Coincidir con la persona que me gusta en las fiestas de un pueblo o una cena en el txoko con la cuadrilla y que nos den las tantas cantando, me genera más felicidad que un éxito empresarial. Este tipo de afirmaciones que a muchos nos cuesta admitir, describen la naturaleza de esos “momentos” que nos hacen ser felices.

Evidentemente cada uno tiene responsabilidades y obligaciones, y no siempre se pueden disfrutar de esos momentos. Pero independientemente de eso, actualmente, debido a las restricciones, las circunstancias que hacen que esos “momentos” ocurran, no se pueden dar. Por lo tanto, estamos limitados a que esa felicidad surja.

Estos días estoy paseando por mi pueblo, Algorta. Me cruzo con mucha gente conocida y nos saludamos con una sonrisa, un ¿Qué tal? Esas mismas personas que hace 2 meses nos hubiéramos saludado levantando la ceja o con un tímido “aupa”. La gente pasea feliz.

Los humanos necesitamos contacto.

Está fuera de toda duda que la Inteligencia Artificial está sirviendo en cada una de las fases de esta pandemia y está demostrando ser crucial en la lucha contra el virus. A la hora de identificar brotes, por ejemplo, los algoritmos de Inteligencia Artificial de la empresa BlueDot fueron capaces de alertar del virus en Wuhan días antes de que fuera confirmado por las autoridades chinas.

Además, también está demostrando ser esencial a la hora de parar esta pandemia o al menos a mitigar los daños. Herramientas para el diagnóstico, plataformas para la predicción y gestión de recursos sanitarios como la que ha creado nuestra empresa Sherpa.ai, sistemas para la detección de nuevos focos o Inteligencia Artificial aplicada a descifrar el genoma del virus y lograr la vacuna en un tiempo récord.

Durante el confinamiento, la tecnología en general también ha sido fundamental no sólo para que el mundo no se pare, teletrabajo, educación online… Sino también socialmente. Se nos habría hecho mucho más difícil psicológicamente el confinamiento sin esas videollamadas con amigos o familia, entrevistas online… Pero ya se ha pasado la novedad, la diversión de los primeros días y necesitamos el contacto con las personas.

Por lo tanto, las compañías tecnológicas tenemos un nuevo reto. El reto de aplicar la IA para crear herramientas que nos ayuden a volver a disfrutar de esos momentos que nos generan felicidad con garantía y seguridad. Seguridad y garantía de poder hacer esa vida y saber que no vas a contagiar a otros ni que te van a contagiar.

Para ello, están empezando a utilizarse nuevas aplicaciones como sistemas de medición de temperatura corporal sin intervención humana, sistemas de control de flujos de personas o test de detección de COVID-19 instantáneos basados en fotónica o en biometría vocal. Todos estos sistemas se usarán para evitar contagios.

Pero también se están anunciando nuevos sistemas para la trazabilidad “contact tracing” y en mi opinión, la utilización de esta funcionalidad debe ser siempre voluntaria. Además de que sea voluntaria, las compañías tecnológicas deberíamos de trabajar en algoritmos que permitan hacerlo de una manera segura y privada. Es decir, no deberíamos tener que elegir entre privacidad y seguridad.

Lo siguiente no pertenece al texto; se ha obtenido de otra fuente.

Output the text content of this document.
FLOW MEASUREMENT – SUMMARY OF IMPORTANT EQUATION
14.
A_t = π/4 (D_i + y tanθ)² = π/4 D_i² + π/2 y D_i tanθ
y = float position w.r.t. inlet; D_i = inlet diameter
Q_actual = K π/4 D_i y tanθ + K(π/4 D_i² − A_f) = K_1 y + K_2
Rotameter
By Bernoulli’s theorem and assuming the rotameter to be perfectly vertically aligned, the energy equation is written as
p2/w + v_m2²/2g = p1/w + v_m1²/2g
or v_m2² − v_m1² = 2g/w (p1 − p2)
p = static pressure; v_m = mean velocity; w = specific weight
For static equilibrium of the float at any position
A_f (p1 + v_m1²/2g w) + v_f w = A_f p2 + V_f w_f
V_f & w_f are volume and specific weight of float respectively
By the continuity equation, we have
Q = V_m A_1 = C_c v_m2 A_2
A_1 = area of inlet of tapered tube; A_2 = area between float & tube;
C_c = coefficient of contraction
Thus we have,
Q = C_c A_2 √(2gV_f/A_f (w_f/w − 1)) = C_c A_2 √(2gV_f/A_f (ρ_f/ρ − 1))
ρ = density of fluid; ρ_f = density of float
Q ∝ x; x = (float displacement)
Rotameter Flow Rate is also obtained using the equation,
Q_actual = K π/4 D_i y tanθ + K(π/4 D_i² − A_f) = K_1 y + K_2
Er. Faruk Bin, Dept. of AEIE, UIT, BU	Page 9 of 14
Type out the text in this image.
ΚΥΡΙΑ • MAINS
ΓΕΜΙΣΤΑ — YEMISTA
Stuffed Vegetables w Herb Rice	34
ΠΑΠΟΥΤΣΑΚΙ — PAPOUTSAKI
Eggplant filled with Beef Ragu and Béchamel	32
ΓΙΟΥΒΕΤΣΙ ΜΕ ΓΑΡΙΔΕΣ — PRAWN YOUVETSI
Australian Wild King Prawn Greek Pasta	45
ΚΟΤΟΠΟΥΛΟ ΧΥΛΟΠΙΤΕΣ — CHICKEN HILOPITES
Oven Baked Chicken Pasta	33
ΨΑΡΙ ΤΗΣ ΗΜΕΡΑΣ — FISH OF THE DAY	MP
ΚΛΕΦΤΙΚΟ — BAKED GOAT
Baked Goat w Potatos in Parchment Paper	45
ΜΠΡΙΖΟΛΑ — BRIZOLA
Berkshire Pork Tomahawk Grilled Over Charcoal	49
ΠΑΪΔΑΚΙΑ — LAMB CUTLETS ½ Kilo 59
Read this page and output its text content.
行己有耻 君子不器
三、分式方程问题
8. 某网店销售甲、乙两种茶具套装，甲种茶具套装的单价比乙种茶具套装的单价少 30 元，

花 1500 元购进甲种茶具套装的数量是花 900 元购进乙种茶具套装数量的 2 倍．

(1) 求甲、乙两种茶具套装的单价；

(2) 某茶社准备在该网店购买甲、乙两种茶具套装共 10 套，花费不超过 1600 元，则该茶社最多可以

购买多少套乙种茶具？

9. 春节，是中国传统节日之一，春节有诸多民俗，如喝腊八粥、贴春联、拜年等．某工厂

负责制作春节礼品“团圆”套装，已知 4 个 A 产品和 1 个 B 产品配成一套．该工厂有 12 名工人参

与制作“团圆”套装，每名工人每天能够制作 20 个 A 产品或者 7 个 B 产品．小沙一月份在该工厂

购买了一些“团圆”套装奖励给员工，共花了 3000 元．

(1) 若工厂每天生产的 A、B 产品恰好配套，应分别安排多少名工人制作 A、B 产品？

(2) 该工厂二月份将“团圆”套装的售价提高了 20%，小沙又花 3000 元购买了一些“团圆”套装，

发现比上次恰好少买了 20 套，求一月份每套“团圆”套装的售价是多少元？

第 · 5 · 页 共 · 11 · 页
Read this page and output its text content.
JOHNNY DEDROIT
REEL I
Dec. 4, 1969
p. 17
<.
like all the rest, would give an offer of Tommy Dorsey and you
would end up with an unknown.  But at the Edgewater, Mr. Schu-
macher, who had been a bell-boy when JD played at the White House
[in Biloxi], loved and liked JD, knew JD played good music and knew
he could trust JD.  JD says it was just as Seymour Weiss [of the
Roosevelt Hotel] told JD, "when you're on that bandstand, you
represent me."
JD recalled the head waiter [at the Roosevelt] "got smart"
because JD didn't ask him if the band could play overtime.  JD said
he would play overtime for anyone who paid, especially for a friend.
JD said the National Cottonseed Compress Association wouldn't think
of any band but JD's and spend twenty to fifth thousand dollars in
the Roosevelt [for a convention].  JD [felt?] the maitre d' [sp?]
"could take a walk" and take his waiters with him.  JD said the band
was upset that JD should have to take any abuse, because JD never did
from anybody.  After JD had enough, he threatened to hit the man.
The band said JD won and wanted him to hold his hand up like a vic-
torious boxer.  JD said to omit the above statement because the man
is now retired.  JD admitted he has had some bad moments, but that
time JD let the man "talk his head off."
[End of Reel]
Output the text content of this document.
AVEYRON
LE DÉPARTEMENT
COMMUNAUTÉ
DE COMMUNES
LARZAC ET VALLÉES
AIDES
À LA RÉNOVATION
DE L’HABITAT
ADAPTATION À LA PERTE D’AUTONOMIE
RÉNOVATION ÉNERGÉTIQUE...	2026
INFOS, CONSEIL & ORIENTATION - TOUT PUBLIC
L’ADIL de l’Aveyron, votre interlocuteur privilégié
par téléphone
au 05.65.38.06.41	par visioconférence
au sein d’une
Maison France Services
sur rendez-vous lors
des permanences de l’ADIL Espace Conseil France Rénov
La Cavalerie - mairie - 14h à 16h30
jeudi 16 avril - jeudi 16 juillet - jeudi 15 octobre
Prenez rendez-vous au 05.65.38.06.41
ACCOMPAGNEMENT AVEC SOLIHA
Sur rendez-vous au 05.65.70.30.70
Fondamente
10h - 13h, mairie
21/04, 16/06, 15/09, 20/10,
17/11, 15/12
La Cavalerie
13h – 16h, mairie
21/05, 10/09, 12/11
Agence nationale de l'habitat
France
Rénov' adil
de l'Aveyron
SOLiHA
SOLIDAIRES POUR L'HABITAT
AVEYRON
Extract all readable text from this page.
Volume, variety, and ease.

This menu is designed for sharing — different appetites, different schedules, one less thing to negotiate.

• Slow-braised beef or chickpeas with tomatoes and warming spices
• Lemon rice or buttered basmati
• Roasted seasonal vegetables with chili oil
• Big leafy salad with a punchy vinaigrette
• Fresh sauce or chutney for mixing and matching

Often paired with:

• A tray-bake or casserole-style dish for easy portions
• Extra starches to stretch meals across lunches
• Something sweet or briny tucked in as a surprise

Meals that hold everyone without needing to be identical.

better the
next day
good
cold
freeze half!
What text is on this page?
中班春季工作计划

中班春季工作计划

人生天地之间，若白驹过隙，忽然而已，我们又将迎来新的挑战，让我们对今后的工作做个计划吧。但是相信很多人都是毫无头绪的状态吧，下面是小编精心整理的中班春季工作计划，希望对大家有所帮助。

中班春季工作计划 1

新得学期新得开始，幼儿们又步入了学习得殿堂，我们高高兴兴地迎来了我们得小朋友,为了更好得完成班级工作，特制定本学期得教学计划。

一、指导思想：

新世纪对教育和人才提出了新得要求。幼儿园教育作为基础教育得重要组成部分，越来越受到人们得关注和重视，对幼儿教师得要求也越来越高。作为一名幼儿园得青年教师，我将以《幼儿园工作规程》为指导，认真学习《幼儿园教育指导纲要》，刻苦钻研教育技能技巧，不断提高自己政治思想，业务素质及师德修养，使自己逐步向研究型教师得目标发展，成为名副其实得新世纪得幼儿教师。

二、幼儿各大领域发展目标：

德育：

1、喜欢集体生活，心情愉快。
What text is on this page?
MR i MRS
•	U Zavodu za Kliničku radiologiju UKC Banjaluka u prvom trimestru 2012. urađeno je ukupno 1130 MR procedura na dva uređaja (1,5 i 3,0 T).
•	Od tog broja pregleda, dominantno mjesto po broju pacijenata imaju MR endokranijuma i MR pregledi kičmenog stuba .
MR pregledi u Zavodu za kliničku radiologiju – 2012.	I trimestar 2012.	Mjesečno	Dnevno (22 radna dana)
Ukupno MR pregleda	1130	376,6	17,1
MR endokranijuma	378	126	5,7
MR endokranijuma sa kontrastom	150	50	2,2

Ahí está otro gran reto y la IA puede ayudar a resolverlo. Necesitamos disfrutar de una cena con la cuadrilla en el txoko, bailar en las fiestas del pueblo, viajar, celebrar un cumpleaños con la familia, asistir a una obra de teatro o poder ir a un concierto y acabar enamorándote de alguien que acabas de conocer.

Todos esos “momentos” que una “máquina” por sí misma no los puede crear y que son, en muchos casos, aquellos que nos proporcionan la felicidad. La IA por sí sola no nos la puede dar, pero quizá, gracias a ella se pueden generar esas circunstancias para volver a vivir esos “momentos” que nos hacen ser felices.